Mechanical properties and microstructure of ultrafine grained commercial purity aluminium prepared by cryo-hydrostatic extrusion

Abstract

CP 99.5% aluminium was processed by cryo-hydrostatic extrusion with true strains up to 3.4 in one pass. The aim was to refine its microstructure and improve its mechanical properties. The properties of the thus processed material were compared with those obtained after the same process but run at room temperature. Cooling the billet with liquid nitrogen combined with water cooling of the extruded wire enabled suppressing partially the dynamic and static structural processes. The grain size was reduced to ~400nm in the cryo-extrusion, and to ~450nm in the room-extrusion. In the cryo-extrusion the increase of the yield strength to 168MPa and the hardness to 56HV0.2 with the respective reduction of the elongation to fracture to 13.6% were obtained.
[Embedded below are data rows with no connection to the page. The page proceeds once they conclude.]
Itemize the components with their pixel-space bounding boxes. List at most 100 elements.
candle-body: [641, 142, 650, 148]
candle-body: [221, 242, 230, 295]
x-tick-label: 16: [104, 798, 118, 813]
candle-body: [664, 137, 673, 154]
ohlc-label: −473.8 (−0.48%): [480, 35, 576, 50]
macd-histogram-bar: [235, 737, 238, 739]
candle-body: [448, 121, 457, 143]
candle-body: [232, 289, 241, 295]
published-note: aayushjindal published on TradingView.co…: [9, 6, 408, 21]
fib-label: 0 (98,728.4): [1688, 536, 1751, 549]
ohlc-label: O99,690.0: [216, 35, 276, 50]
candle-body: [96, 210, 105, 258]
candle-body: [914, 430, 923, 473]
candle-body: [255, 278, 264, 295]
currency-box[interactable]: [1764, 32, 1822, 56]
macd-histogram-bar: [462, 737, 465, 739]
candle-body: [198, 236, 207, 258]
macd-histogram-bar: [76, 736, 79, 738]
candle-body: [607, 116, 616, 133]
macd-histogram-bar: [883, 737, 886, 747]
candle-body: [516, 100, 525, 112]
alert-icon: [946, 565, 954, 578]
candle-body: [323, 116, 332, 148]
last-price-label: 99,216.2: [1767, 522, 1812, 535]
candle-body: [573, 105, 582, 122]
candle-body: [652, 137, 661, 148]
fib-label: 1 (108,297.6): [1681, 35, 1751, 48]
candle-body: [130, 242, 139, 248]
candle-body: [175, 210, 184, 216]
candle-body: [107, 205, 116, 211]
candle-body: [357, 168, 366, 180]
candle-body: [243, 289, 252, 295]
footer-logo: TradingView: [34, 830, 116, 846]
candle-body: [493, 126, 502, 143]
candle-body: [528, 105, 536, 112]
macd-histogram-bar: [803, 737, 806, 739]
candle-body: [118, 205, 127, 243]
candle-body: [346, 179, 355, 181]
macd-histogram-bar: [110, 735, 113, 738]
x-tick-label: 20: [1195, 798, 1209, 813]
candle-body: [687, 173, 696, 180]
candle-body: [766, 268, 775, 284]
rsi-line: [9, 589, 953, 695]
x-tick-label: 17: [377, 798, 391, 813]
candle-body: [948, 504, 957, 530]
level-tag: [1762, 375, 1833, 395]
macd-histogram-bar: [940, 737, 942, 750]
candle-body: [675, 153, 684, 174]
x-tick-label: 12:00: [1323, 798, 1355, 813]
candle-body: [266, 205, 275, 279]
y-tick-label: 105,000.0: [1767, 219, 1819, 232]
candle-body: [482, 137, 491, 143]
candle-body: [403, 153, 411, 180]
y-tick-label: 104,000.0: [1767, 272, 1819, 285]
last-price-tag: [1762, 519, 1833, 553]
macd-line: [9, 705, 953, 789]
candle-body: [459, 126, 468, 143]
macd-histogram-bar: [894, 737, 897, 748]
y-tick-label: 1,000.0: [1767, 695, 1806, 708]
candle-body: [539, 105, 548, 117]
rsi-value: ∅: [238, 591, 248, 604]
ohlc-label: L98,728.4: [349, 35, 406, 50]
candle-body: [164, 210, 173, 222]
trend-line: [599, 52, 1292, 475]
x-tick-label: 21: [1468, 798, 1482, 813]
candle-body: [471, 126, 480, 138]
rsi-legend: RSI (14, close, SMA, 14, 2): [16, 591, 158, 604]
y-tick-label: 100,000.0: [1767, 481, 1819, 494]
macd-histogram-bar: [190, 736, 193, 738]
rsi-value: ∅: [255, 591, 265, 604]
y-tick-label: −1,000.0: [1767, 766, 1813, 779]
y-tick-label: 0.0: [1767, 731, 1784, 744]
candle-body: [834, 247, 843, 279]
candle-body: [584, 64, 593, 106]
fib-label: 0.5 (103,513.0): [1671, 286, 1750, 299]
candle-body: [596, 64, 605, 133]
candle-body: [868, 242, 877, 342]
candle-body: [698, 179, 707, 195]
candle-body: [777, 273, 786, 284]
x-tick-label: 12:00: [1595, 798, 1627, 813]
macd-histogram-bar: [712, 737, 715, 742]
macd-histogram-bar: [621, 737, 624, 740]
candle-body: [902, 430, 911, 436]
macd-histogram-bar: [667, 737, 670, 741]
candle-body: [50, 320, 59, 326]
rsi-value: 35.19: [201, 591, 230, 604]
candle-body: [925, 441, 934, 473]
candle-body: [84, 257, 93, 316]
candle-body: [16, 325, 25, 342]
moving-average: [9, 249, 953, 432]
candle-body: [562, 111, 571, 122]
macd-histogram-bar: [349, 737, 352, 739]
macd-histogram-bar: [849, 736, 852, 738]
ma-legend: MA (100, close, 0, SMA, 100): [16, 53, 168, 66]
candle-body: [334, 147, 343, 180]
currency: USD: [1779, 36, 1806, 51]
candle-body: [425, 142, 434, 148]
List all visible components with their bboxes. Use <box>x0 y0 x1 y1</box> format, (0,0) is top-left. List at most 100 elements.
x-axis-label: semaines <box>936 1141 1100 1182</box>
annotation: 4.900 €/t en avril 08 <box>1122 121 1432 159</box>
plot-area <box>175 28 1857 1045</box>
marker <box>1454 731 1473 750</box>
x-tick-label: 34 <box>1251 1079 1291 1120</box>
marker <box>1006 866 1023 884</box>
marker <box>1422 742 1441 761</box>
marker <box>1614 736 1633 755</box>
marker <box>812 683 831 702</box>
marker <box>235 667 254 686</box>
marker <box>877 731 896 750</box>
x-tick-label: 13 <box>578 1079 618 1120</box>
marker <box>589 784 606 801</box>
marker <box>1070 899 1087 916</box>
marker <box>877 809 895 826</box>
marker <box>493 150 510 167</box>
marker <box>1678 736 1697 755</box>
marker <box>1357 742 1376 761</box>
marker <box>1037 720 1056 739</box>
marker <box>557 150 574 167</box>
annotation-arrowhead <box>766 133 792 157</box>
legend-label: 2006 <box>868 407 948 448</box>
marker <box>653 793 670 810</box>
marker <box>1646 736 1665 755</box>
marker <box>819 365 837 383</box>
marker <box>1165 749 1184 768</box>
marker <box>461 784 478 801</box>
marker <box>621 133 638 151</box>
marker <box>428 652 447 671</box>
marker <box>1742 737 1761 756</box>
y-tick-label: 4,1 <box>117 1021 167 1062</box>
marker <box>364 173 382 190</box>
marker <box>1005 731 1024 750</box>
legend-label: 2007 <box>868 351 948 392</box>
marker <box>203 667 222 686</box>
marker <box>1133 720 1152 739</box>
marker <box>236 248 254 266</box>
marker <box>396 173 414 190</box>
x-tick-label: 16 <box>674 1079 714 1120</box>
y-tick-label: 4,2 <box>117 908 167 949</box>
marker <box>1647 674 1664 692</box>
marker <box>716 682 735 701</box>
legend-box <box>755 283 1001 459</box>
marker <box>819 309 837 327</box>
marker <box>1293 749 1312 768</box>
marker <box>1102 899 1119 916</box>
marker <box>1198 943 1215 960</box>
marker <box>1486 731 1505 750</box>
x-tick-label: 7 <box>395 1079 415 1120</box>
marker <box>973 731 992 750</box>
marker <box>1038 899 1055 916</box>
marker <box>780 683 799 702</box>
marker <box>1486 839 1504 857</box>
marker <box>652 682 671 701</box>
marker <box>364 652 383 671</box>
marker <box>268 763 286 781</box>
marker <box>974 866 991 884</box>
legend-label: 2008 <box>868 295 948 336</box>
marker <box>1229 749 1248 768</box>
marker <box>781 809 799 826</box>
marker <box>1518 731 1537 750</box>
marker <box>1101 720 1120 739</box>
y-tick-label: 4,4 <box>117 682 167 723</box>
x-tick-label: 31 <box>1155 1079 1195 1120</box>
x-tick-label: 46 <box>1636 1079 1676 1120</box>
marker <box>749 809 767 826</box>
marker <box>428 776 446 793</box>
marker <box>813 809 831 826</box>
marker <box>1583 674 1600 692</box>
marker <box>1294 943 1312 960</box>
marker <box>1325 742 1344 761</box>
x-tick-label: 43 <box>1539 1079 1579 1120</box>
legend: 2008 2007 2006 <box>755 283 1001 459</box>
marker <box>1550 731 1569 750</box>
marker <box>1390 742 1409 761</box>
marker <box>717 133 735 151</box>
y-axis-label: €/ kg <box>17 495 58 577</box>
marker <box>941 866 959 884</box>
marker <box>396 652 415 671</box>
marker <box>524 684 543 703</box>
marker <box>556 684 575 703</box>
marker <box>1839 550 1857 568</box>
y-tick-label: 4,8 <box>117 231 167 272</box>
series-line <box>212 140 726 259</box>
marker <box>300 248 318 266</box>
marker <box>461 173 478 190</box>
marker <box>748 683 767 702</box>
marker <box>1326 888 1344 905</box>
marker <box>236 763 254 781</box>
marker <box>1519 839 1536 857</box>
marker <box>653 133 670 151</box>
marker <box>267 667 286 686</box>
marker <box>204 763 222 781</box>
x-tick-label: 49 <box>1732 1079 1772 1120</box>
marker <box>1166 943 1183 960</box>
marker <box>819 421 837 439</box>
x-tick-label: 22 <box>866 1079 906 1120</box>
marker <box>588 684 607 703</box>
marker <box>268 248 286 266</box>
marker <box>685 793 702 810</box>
The cryo-cooling effectiveness and the influence of the adiabatic heat generated during the plastic processing on the structure, mechanical properties, hardness, and tensile impact toughness just after hydrostatic extrusion, an also after the post deformation annealing are discussed. In view of the intensive adiabatic heating amounting to 0.57Tm no special improvement of the mechanical properties after the post-deformation annealing was observed. The cryo-cooling became effective at the true strain ε>2, where the extrusion pressures clearly differed from the room-extrusion pressures and the defect density substantially increased. After the cryo-hydrostatic extrusion the mechanical properties were comparable to the highest values reported in the literature for cryo-rolling but, since they were obtained in a single deformation step and with twice as large subgrains, the ductility of the extruded aluminium was higher. During the cryo-hydrostatic extrusion conducted at high strains the reduction in ductility of the aluminium is hindered and thanks to the beneficial role of the hydrostatic stress active in the material the structural and mechanical effects which occur during severe plastic deformation are enhanced.